Remember junk (non-coding) DNA?
From Pacific Standard:
Genes don’t consistently do what we once thought they would, so it’s time to reconsider what we mean when we say the word.
Our concept of a gene is also challenged by the fact that much of the function in our DNA is located outside of conventionally defined genes. These “non-coding” functional DNA segments regulate when and where conventional protein-coding genes operate. For our biology, non-coding regulatory DNA elements are as consequential as genes, but their properties are even more difficult to define because their function isn’t based on the well-understood Genetic Code and their boundaries are even fuzzier than gene boundaries. As a result, non-coding regulatory DNA elements are much more difficult to count. One consortium of researchers put the number of regulatory DNA segments in the human genome between 580,000 and 2.9 million, while just last month a different consortium claimed that there are only 43,000. Regardless of how you count them, it’s clear that these non-gene regulatory DNA elements far outnumber conventional genes. It is hard not to wonder, then, what good is the concept of a gene if it doesn’t include most of our functional DNA?

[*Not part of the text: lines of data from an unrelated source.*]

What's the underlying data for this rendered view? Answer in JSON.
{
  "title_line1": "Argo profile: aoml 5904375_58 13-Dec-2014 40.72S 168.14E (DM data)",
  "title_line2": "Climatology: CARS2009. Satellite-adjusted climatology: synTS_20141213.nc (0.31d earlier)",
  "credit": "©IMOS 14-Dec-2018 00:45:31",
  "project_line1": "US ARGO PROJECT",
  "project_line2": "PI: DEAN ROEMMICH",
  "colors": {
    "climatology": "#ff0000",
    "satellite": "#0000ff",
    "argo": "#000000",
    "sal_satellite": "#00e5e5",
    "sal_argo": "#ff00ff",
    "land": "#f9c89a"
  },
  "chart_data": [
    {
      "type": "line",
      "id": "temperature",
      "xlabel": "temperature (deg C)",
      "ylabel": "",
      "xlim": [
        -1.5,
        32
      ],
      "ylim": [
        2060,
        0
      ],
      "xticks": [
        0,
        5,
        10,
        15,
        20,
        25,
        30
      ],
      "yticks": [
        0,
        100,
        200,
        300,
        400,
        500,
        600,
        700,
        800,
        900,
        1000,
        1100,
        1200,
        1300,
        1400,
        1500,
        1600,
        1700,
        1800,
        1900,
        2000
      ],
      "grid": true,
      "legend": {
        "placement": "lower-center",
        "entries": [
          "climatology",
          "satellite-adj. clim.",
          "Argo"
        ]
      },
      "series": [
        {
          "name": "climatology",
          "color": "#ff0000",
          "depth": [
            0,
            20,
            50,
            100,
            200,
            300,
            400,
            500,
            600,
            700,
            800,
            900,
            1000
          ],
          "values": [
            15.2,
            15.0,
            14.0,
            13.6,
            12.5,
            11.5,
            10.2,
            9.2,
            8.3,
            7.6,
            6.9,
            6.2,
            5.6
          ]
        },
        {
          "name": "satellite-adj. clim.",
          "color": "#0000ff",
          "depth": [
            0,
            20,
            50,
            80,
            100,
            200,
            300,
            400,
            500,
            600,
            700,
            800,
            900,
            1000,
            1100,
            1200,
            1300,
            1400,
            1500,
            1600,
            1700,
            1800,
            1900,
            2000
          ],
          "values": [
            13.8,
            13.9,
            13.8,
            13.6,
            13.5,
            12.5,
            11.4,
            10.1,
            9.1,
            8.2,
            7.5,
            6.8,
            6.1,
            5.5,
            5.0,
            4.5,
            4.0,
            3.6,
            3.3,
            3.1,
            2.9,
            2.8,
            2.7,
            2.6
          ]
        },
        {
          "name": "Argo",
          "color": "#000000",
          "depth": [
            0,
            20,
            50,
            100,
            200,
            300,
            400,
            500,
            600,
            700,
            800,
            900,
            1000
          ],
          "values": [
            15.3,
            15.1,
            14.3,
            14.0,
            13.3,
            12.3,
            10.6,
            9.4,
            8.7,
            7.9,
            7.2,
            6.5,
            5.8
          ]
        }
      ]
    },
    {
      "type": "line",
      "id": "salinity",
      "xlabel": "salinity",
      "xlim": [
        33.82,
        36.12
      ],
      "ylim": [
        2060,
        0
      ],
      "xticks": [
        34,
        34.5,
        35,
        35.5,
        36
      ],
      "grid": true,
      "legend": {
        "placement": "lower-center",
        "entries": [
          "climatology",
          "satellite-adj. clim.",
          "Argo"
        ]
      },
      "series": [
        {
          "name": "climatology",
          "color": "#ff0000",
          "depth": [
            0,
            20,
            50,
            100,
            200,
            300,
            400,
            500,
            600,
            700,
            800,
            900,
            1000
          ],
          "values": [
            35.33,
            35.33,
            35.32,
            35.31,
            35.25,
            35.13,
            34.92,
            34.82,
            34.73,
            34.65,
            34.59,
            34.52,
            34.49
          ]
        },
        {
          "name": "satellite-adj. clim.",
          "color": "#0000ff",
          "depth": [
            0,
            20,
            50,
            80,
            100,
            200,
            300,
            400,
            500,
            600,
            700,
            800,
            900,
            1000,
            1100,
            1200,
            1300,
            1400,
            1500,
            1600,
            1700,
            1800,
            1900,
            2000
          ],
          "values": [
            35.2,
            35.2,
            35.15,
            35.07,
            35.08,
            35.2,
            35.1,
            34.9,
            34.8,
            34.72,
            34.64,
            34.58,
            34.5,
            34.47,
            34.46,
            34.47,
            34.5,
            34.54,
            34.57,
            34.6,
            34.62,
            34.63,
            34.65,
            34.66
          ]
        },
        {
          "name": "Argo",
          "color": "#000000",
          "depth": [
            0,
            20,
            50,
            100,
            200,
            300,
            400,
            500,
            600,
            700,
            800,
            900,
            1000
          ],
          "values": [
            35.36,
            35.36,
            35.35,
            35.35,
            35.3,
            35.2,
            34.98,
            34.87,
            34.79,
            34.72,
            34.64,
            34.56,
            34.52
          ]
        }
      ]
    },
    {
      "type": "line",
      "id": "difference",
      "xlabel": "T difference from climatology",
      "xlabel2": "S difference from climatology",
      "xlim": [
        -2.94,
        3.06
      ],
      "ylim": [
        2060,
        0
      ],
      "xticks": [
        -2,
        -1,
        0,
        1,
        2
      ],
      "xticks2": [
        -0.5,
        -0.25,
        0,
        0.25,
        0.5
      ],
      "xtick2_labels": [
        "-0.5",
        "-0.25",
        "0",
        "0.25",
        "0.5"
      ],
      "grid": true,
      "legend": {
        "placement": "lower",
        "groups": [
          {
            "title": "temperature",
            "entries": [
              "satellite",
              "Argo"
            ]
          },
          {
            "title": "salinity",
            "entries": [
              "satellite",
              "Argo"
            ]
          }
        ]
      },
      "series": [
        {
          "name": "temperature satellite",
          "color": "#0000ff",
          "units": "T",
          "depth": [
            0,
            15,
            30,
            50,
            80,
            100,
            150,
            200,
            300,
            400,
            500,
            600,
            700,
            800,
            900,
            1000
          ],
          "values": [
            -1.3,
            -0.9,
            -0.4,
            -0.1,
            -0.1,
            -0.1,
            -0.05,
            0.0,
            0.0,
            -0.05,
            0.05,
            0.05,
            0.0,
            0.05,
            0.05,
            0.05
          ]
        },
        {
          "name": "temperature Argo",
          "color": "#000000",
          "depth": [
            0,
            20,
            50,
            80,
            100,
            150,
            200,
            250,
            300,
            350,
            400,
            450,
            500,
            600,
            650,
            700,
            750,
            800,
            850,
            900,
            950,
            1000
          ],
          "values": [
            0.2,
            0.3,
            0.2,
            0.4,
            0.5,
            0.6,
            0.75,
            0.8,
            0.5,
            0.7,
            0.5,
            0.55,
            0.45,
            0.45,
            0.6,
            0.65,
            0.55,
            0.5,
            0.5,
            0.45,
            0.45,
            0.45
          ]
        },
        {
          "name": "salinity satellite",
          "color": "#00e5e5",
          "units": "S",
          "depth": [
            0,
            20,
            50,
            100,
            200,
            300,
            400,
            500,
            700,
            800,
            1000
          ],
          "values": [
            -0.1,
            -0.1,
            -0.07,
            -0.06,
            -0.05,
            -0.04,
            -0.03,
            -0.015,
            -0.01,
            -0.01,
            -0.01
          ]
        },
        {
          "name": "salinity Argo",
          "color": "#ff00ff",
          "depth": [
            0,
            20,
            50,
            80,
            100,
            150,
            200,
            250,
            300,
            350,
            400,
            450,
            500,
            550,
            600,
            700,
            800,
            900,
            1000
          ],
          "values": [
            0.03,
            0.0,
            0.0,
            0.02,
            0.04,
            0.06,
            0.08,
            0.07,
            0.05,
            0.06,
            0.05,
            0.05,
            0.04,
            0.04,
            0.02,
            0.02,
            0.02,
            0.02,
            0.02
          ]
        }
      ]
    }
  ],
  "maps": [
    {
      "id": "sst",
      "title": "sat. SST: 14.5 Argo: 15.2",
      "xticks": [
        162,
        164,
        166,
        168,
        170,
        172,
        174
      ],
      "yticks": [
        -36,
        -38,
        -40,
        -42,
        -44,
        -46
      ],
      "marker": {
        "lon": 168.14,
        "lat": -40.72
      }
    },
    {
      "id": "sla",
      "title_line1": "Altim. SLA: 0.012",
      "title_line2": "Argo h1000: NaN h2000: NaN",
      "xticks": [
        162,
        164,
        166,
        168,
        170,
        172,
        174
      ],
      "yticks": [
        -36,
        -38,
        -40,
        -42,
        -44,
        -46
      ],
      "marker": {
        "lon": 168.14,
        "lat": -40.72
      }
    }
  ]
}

In the aftermath of the Human Genome Project, biologists are struggling with the definition of a gene, but why should this matter to anyone else? It matters because the molecular concept of the gene that has dominated biomedical research for the last half-century is increasingly ill-suited for our efforts to understand the role of genetics in human biology. Giving a physical meaning to the concept of a gene was a triumph of 20th-century biology, but as it turns out, this scientific success hasn’t solved the problems we hoped it would.